Yesterday, we talked about how the growing market for electric vehicles is affecting the supply chain for batteries. Today, where do you charge all those batteries?
I have an electric car, and a lot of people by 2025. Global sales will triple by 2025 according to IHS Marx projections. But it is not just about the number of cars but also the number of chargers. Let me tell you, it can be a little tricky to keep him awake all the time.
JITICIAN TRANSIC, a MIT professor who recently wrote an article for Etrick Energy Chargers, says we need more chargers in the right places to grow the EV market. She says the top priority is to find more options for home filling. The following is an excerpt from our speech.
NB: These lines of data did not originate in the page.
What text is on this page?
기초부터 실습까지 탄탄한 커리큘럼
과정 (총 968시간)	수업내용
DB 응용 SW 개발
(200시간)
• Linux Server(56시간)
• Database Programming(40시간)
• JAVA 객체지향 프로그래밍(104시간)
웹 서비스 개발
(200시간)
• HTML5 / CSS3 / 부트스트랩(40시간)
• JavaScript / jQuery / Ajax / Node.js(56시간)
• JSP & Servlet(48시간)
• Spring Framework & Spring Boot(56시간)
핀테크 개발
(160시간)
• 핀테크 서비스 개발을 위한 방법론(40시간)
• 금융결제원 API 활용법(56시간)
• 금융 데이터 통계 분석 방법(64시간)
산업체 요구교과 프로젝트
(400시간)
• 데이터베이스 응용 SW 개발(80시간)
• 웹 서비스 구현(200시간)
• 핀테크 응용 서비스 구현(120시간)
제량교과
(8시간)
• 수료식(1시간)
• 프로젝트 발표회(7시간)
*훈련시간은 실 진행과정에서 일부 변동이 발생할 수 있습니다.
Jessica Truck: And in [more options to charge at home] I mean, it’s not just for people who have off-road parking. But when people are at home, whether they live in an apartment building or on the street, it is a rent paid by people living in rural areas. Because, basically, over 95% of the day, you don’t even think about filling your car like today. You are just filling up your car and ready to leave when you want to leave. So I think we will get there.
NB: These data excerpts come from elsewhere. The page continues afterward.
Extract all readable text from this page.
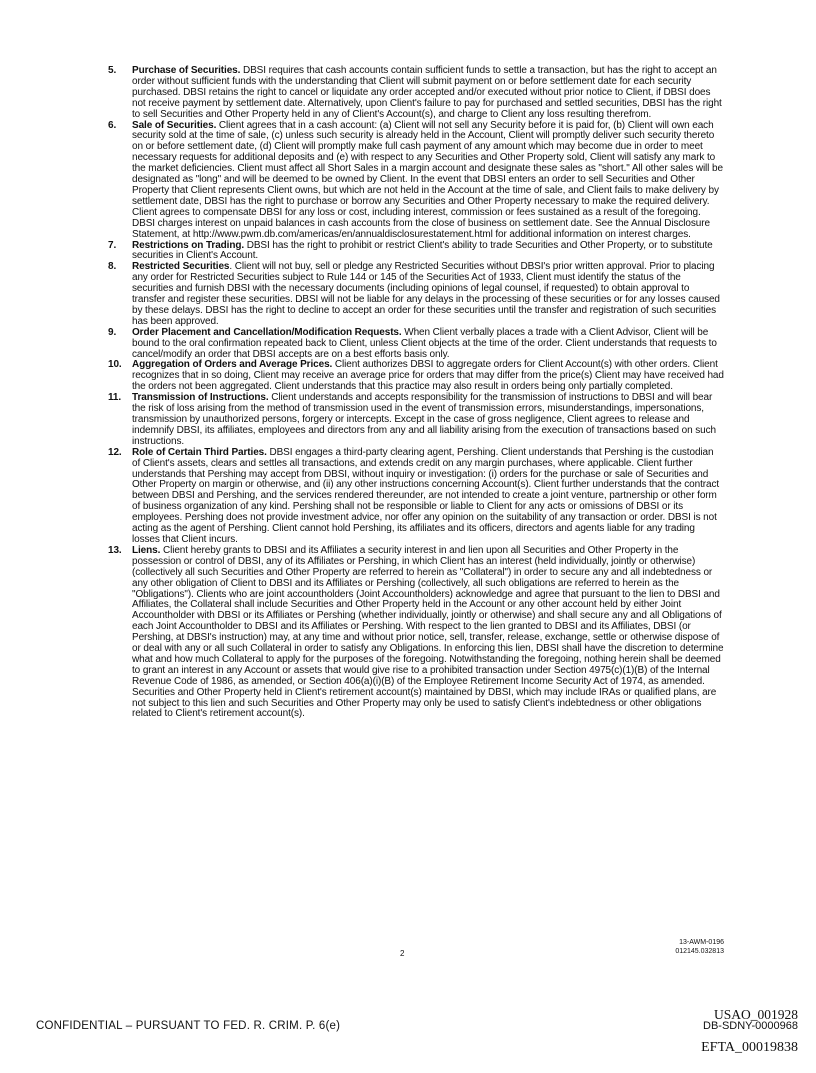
5.	Purchase of Securities. DBSI requires that cash accounts contain sufficient funds to settle a transaction, but has the right to accept an order without sufficient funds with the understanding that Client will submit payment on or before settlement date for each security purchased. DBSI retains the right to cancel or liquidate any order accepted and/or executed without prior notice to Client, if DBSI does not receive payment by settlement date. Alternatively, upon Client's failure to pay for purchased and settled securities, DBSI has the right to sell Securities and Other Property held in any of Client's Account(s), and charge to Client any loss resulting therefrom.
6.	Sale of Securities. Client agrees that in a cash account: (a) Client will not sell any Security before it is paid for, (b) Client will own each security sold at the time of sale, (c) unless such security is already held in the Account, Client will promptly deliver such security thereto on or before settlement date, (d) Client will promptly make full cash payment of any amount which may become due in order to meet necessary requests for additional deposits and (e) with respect to any Securities and Other Property sold, Client will satisfy any mark to the market deficiencies. Client must affect all Short Sales in a margin account and designate these sales as "short." All other sales will be designated as "long" and will be deemed to be owned by Client. In the event that DBSI enters an order to sell Securities and Other Property that Client represents Client owns, but which are not held in the Account at the time of sale, and Client fails to make delivery by settlement date, DBSI has the right to purchase or borrow any Securities and Other Property necessary to make the required delivery. Client agrees to compensate DBSI for any loss or cost, including interest, commission or fees sustained as a result of the foregoing. DBSI charges interest on unpaid balances in cash accounts from the close of business on settlement date. See the Annual Disclosure Statement, at http://www.pwm.db.com/americas/en/annualdisclosurestatement.html for additional information on interest charges.
7.	Restrictions on Trading. DBSI has the right to prohibit or restrict Client's ability to trade Securities and Other Property, or to substitute securities in Client's Account.
8.	Restricted Securities. Client will not buy, sell or pledge any Restricted Securities without DBSI's prior written approval. Prior to placing any order for Restricted Securities subject to Rule 144 or 145 of the Securities Act of 1933, Client must identify the status of the securities and furnish DBSI with the necessary documents (including opinions of legal counsel, if requested) to obtain approval to transfer and register these securities. DBSI will not be liable for any delays in the processing of these securities or for any losses caused by these delays. DBSI has the right to decline to accept an order for these securities until the transfer and registration of such securities has been approved.
9.	Order Placement and Cancellation/Modification Requests. When Client verbally places a trade with a Client Advisor, Client will be bound to the oral confirmation repeated back to Client, unless Client objects at the time of the order. Client understands that requests to cancel/modify an order that DBSI accepts are on a best efforts basis only.
10.	Aggregation of Orders and Average Prices. Client authorizes DBSI to aggregate orders for Client Account(s) with other orders. Client recognizes that in so doing, Client may receive an average price for orders that may differ from the price(s) Client may have received had the orders not been aggregated. Client understands that this practice may also result in orders being only partially completed.
11.	Transmission of Instructions. Client understands and accepts responsibility for the transmission of instructions to DBSI and will bear the risk of loss arising from the method of transmission used in the event of transmission errors, misunderstandings, impersonations, transmission by unauthorized persons, forgery or intercepts. Except in the case of gross negligence, Client agrees to release and indemnify DBSI, its affiliates, employees and directors from any and all liability arising from the execution of transactions based on such instructions.
12.	Role of Certain Third Parties. DBSI engages a third-party clearing agent, Pershing. Client understands that Pershing is the custodian of Client's assets, clears and settles all transactions, and extends credit on any margin purchases, where applicable. Client further understands that Pershing may accept from DBSI, without inquiry or investigation: (i) orders for the purchase or sale of Securities and Other Property on margin or otherwise, and (ii) any other instructions concerning Account(s). Client further understands that the contract between DBSI and Pershing, and the services rendered thereunder, are not intended to create a joint venture, partnership or other form of business organization of any kind. Pershing shall not be responsible or liable to Client for any acts or omissions of DBSI or its employees. Pershing does not provide investment advice, nor offer any opinion on the suitability of any transaction or order. DBSI is not acting as the agent of Pershing. Client cannot hold Pershing, its affiliates and its officers, directors and agents liable for any trading losses that Client incurs.
13.	Liens. Client hereby grants to DBSI and its Affiliates a security interest in and lien upon all Securities and Other Property in the possession or control of DBSI, any of its Affiliates or Pershing, in which Client has an interest (held individually, jointly or otherwise) (collectively all such Securities and Other Property are referred to herein as "Collateral") in order to secure any and all indebtedness or any other obligation of Client to DBSI and its Affiliates or Pershing (collectively, all such obligations are referred to herein as the "Obligations"). Clients who are joint accountholders (Joint Accountholders) acknowledge and agree that pursuant to the lien to DBSI and Affiliates, the Collateral shall include Securities and Other Property held in the Account or any other account held by either Joint Accountholder with DBSI or its Affiliates or Pershing (whether individually, jointly or otherwise) and shall secure any and all Obligations of each Joint Accountholder to DBSI and its Affiliates or Pershing. With respect to the lien granted to DBSI and its Affiliates, DBSI (or Pershing, at DBSI's instruction) may, at any time and without prior notice, sell, transfer, release, exchange, settle or otherwise dispose of or deal with any or all such Collateral in order to satisfy any Obligations. In enforcing this lien, DBSI shall have the discretion to determine what and how much Collateral to apply for the purposes of the foregoing. Notwithstanding the foregoing, nothing herein shall be deemed to grant an interest in any Account or assets that would give rise to a prohibited transaction under Section 4975(c)(1)(B) of the Internal Revenue Code of 1986, as amended, or Section 406(a)(i)(B) of the Employee Retirement Income Security Act of 1974, as amended. Securities and Other Property held in Client's retirement account(s) maintained by DBSI, which may include IRAs or qualified plans, are not subject to this lien and such Securities and Other Property may only be used to satisfy Client's indebtedness or other obligations related to Client's retirement account(s).
2
13-AWM-0196
012145.032813
CONFIDENTIAL – PURSUANT TO FED. R. CRIM. P. 6(e)
USAO_001928
DB-SDNY-0000968
EFTA_00019838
Meghan McCarty Carino: Who is responsible for this? Are they city administrations? Apartment landlords? Who really needs to be pushed?
Transcript: We really need to stimulate the private sector. Ideally, this release of charging stations will take place in a highly competitive, multi-market market. Government policy plays an important role in stimulating innovation and market growth for underdeveloped areas. Therefore, these can be incomplete areas, which is crucial for those who want to receive EVs and live in a wide variety of conditions to provide a more equitable installation infrastructure and support EVA adoption.
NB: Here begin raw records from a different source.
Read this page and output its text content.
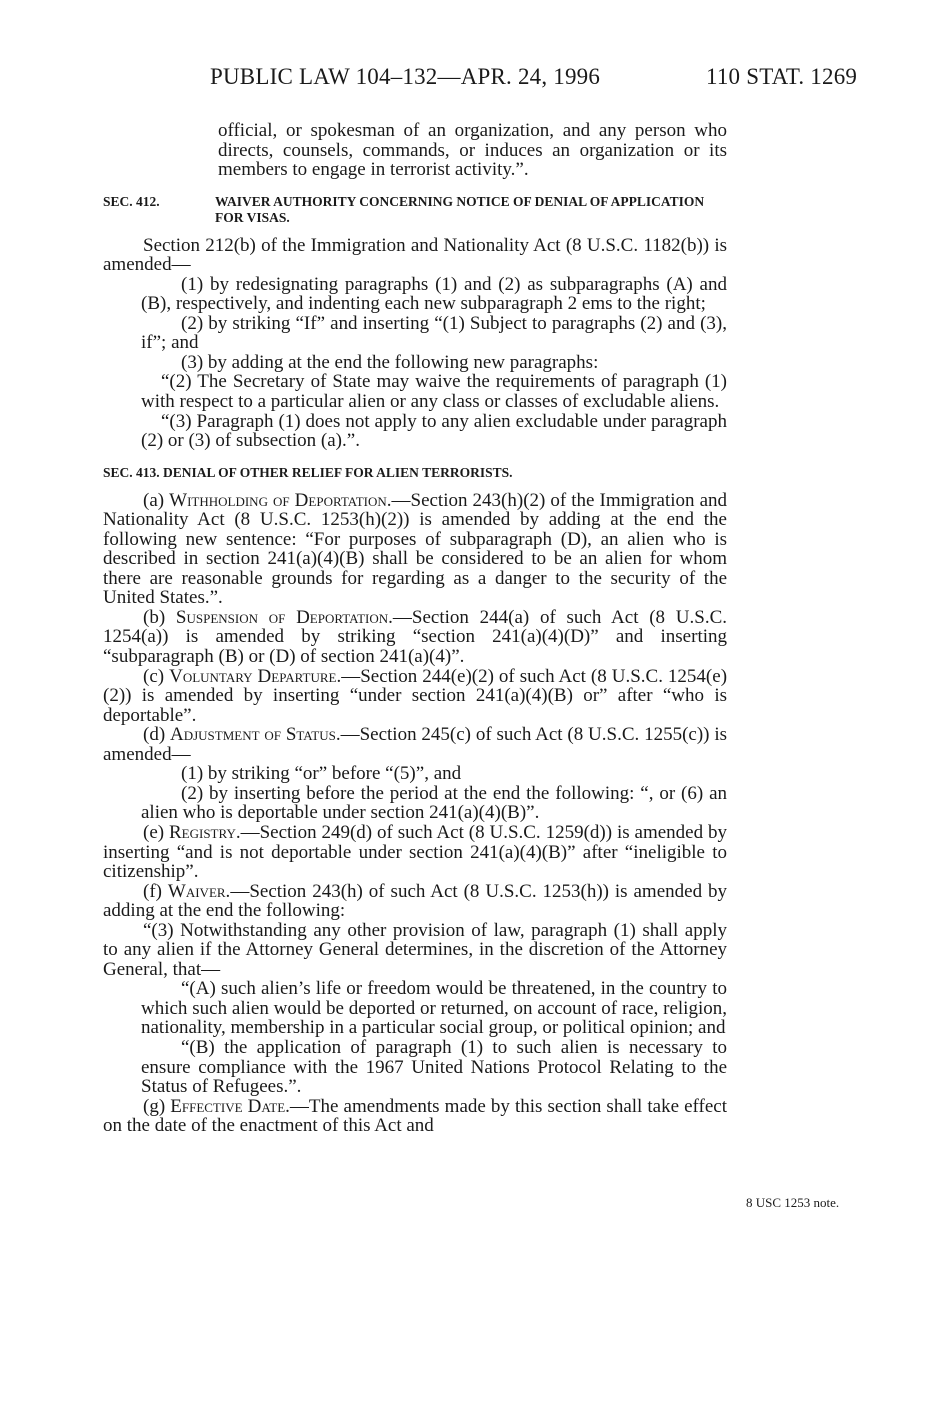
PUBLIC LAW 104–132—APR. 24, 1996	110 STAT. 1269

official, or spokesman of an organization, and any person who directs, counsels, commands, or induces an organization or its members to engage in terrorist activity.”.

SEC. 412.	WAIVER AUTHORITY CONCERNING NOTICE OF DENIAL OF APPLICATION FOR VISAS.

Section 212(b) of the Immigration and Nationality Act (8 U.S.C. 1182(b)) is amended—

(1) by redesignating paragraphs (1) and (2) as subparagraphs (A) and (B), respectively, and indenting each new subparagraph 2 ems to the right;

(2) by striking “If” and inserting “(1) Subject to paragraphs (2) and (3), if”; and

(3) by adding at the end the following new paragraphs:

“(2) The Secretary of State may waive the requirements of paragraph (1) with respect to a particular alien or any class or classes of excludable aliens.

“(3) Paragraph (1) does not apply to any alien excludable under paragraph (2) or (3) of subsection (a).”.

SEC. 413. DENIAL OF OTHER RELIEF FOR ALIEN TERRORISTS.

(a) Withholding of Deportation.—Section 243(h)(2) of the Immigration and Nationality Act (8 U.S.C. 1253(h)(2)) is amended by adding at the end the following new sentence: “For purposes of subparagraph (D), an alien who is described in section 241(a)(4)(B) shall be considered to be an alien for whom there are reasonable grounds for regarding as a danger to the security of the United States.”.

(b) Suspension of Deportation.—Section 244(a) of such Act (8 U.S.C. 1254(a)) is amended by striking “section 241(a)(4)(D)” and inserting “subparagraph (B) or (D) of section 241(a)(4)”.

(c) Voluntary Departure.—Section 244(e)(2) of such Act (8 U.S.C. 1254(e)(2)) is amended by inserting “under section 241(a)(4)(B) or” after “who is deportable”.

(d) Adjustment of Status.—Section 245(c) of such Act (8 U.S.C. 1255(c)) is amended—

(1) by striking “or” before “(5)”, and

(2) by inserting before the period at the end the following: “, or (6) an alien who is deportable under section 241(a)(4)(B)”.

(e) Registry.—Section 249(d) of such Act (8 U.S.C. 1259(d)) is amended by inserting “and is not deportable under section 241(a)(4)(B)” after “ineligible to citizenship”.

(f) Waiver.—Section 243(h) of such Act (8 U.S.C. 1253(h)) is amended by adding at the end the following:

“(3) Notwithstanding any other provision of law, paragraph (1) shall apply to any alien if the Attorney General determines, in the discretion of the Attorney General, that—

“(A) such alien’s life or freedom would be threatened, in the country to which such alien would be deported or returned, on account of race, religion, nationality, membership in a particular social group, or political opinion; and

“(B) the application of paragraph (1) to such alien is necessary to ensure compliance with the 1967 United Nations Protocol Relating to the Status of Refugees.”.

(g) Effective Date.—The amendments made by this section shall take effect on the date of the enactment of this Act and

8 USC 1253 note.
McCarthy Carino: Is it economical for businesses where people can spend an hour or two, or for business districts where people can spend a few hours, to install chargers there or to find your business near chargers?
Transcript: I think there is a chance to think. Well, maybe I own a small village shop in the countryside. If I install a charger there, it will probably attract some business. What I have to say is that in that study, we really wanted to find that there were places where people would put the chargers where there were no delays, so there would be no delays for normal activities. So if you focus on those, then charging can affect the way people already show up and how they move around in their vehicles, and how long they stay in different places.
McCarthy Carino: People ask me how painful it is to think about a charger, because it is a different state of mind around how you use your vehicle. But it is very common for us to charge our phones regularly, you know? That is what we always pay for and use what we want every day. And yes, the longer battery life, the better. But we still have time to charge our phones and we have the right time to do it.
Transcript: Yes, that’s right. And I think there may be obstacles in the way of deciding to go for it and to an unknown level. So I think this is a very important place to think about and give people information. Where do I need a payment? What was that experience like? And I think, as you said, it can be very convenient. It can be really simple and I think it’s easier just as charging stations are expanding and people are just learning, okay, how do I adjust my behavior a bit to safely charge my vehicle?
Related Links – More insights from Meghan McCarty Carino
There are currently about 100,000 filling stations in the United States, according to The Verge. President Biden has proposed adding half a million stations as part of his infrastructure budget.
One thing that can be unlocked immediately is to make existing chargers work for all electric cars that are not currently available. There are a few different types of plugs used in different cars, but Tesla CEO Elon Musk said the company plans to launch a network of thousands of Tesla Superchargers later this year. Musk said it will only take one adapter and download the Tesla app in an incoming call this week, although Tesla is pouring in new chargers faster than those coming online.
And this week, a piece in the Wall Street Journal points to the chicken and egg problem of building these charging networks without government support. There are not many electric vehicles in many areas, but consumers do not want to buy them because there is not enough charging infrastructure and companies are not sure if they will make any money by installing new chargers.